Edit 27.03.2016: This project is a little bit outdated and it looks like a brick. So a new smaller and more portable version is coming. So stay tuned!
Hello, i bought a geiger counter from RH electronics. But this counter doesn't have a casing. I will show you an ideal, portable geiger counter casing. Don't blame me for bad looking inside. We don't need to show our geiger counters to people. We need to use it for surviving and testing. So we need stable, usable, sensitive geiger counters. Not good looking hello kitty ones. I hope you understand me. So let's start!
Components and tools:
1xMyGeiger Geiger Counter v.2 ($100~)
1xMini Screwdriver set ($10)
1x150x80x58 Project box (You can 3d print your project box) ($5)
1xUtility knife ($3)
1xPermanent Marker ($2)
3xOld phones LCD windows
I used this bad stuff because i don't need expensive tools for making a simple geiger casing. You can use better tools if you want.
Step 1: Drilling and Smoothing
1.First decide the position of PCB into project box. Then mark the holes for drilling.
2.Drill holes for indicators, buttons and LCD.
First of all you need to drill the center of markers for LCD with screwdriver. Then insert knife to hole and turn it for harvesting. Then when the hole gets bigger you can start sharpening. Use utility knife for smoothing the edges at the end of the work.
3.This geiger counter has 3 buttons on it. But we need one of them for general use. I just drilled hole for Button "OK".
4.You can use LCD windows in your old phone. LCD has a lot of sheets in it. You must find out where to use them.
5.You will need a window for putting samples into. This is for getting real counts of them. Because air is a very good isolator and dictance makes a lot of difference on countings.
Step 2: Buttons, Indicators
I want to keep the spirit of PCB and i didn't unsoldered buttons. I used a small plastic button head and battery nail for reaching top. You can find your nail in AA batteries with zinc-carbon. Also you will need a isolating square for LCD. Because we don't want any dust on the LCD.
I used same LCD sheets in heatsink for mirroring LED to the top.
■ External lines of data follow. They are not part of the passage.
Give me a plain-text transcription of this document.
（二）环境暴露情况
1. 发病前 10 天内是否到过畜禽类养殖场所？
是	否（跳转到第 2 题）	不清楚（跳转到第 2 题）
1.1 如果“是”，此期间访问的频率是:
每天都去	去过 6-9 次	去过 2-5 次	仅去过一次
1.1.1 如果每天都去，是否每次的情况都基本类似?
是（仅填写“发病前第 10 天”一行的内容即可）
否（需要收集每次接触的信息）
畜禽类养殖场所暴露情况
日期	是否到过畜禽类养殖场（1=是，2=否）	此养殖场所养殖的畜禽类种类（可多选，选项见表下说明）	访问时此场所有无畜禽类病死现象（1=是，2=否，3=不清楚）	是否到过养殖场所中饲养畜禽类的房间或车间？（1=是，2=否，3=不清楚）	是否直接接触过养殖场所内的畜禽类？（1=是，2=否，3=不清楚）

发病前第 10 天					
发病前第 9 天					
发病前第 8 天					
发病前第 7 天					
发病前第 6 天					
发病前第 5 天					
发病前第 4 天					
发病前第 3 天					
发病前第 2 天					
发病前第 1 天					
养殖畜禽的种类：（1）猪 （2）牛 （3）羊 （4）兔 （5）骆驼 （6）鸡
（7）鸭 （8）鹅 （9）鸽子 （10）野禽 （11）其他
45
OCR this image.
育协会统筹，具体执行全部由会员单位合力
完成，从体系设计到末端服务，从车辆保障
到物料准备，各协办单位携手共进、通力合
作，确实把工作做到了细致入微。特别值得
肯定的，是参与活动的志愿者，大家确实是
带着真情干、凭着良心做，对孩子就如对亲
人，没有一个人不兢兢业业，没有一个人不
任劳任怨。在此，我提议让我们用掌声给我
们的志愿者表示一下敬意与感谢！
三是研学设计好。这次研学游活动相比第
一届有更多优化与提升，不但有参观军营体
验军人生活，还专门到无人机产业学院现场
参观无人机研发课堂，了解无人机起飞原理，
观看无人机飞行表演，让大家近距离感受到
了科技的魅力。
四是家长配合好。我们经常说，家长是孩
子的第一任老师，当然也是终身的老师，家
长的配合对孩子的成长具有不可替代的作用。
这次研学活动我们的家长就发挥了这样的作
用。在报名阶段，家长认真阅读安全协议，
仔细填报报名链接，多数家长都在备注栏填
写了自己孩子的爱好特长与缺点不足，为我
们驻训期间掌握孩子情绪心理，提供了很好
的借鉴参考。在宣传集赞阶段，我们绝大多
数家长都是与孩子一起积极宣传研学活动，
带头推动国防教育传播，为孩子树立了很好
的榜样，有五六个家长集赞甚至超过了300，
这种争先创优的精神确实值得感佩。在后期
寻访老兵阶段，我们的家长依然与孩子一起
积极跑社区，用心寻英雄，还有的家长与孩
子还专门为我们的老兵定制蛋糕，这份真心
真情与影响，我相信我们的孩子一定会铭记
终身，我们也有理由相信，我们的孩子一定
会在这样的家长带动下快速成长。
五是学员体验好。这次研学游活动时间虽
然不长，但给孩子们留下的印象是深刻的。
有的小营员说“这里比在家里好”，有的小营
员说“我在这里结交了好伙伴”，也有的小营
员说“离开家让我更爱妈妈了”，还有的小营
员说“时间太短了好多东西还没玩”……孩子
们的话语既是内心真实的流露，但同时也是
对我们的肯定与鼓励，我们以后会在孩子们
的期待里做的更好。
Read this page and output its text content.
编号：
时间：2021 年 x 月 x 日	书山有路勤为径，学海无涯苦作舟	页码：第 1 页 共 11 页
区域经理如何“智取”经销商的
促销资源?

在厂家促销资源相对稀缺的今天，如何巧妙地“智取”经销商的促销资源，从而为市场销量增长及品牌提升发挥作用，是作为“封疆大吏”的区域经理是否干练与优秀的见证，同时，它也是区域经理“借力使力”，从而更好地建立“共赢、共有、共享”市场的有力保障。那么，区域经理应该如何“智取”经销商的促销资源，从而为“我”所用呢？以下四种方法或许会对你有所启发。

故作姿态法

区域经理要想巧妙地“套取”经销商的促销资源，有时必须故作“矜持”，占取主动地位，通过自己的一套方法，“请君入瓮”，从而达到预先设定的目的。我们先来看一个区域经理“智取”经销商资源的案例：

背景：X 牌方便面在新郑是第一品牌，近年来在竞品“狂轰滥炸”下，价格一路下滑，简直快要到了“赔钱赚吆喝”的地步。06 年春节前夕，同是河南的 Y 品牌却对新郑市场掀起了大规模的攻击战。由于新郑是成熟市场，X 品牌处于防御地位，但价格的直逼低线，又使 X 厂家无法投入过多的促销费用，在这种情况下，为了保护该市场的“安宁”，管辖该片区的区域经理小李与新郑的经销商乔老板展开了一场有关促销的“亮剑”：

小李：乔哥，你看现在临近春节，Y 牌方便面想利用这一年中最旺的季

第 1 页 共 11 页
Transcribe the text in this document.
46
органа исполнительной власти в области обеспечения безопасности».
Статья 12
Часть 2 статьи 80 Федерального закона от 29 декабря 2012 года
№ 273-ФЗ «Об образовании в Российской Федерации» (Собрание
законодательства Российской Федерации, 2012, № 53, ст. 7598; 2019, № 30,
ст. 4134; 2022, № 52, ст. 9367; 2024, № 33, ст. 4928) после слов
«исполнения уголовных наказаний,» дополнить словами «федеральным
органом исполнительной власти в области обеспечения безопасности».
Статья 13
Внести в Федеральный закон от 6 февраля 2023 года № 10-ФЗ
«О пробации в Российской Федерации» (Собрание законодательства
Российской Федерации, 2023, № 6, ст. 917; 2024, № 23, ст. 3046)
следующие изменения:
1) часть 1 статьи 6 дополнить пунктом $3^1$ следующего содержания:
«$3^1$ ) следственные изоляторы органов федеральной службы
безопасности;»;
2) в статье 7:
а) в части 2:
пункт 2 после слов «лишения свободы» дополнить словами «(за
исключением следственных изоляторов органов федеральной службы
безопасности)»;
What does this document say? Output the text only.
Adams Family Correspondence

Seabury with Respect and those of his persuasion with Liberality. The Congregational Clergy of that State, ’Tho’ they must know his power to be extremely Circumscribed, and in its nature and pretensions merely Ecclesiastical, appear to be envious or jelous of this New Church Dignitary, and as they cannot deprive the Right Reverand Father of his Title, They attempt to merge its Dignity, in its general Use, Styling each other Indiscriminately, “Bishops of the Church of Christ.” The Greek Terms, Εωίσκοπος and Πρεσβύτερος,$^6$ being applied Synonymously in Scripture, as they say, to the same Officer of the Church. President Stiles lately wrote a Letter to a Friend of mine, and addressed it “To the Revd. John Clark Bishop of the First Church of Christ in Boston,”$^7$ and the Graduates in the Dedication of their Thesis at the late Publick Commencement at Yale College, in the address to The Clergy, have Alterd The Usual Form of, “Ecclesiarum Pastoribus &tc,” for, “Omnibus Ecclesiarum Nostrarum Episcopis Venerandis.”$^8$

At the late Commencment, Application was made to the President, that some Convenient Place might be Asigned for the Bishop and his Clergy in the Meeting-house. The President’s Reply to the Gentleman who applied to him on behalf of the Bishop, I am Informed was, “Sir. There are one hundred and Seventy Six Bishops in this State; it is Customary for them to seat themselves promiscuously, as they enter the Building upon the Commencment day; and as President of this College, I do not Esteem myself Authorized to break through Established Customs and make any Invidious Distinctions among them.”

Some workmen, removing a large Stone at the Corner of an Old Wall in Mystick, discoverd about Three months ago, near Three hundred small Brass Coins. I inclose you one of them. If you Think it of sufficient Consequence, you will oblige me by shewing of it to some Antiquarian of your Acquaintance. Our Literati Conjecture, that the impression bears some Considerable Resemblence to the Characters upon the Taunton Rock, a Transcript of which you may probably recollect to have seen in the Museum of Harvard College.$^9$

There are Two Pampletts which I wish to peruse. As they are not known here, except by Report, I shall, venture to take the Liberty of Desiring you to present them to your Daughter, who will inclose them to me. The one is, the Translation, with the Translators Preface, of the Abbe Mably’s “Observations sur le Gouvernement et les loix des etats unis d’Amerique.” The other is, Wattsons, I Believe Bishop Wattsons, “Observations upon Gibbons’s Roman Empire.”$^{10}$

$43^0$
Why i used heatsink for buzzer?
Because when you assembly this, you can't hear much sound from buzzer. We need to bring more sound to the top. Heatsink is very good for it.
Step 3: Assembly
Now we need to assembly every part. When you finish assembly you need to test for buzzer sound and led indicators. Heatsinks must be upright. When everything is okay you can clean marker dots with acetone and start writing indicators, names..
Step 4: Badboy Is Ready!
I am showing two samples for testing. I have other hot samples but this two is better for this project. Also you can watch the video.
Prepare for nucleer accidents or nucleer war!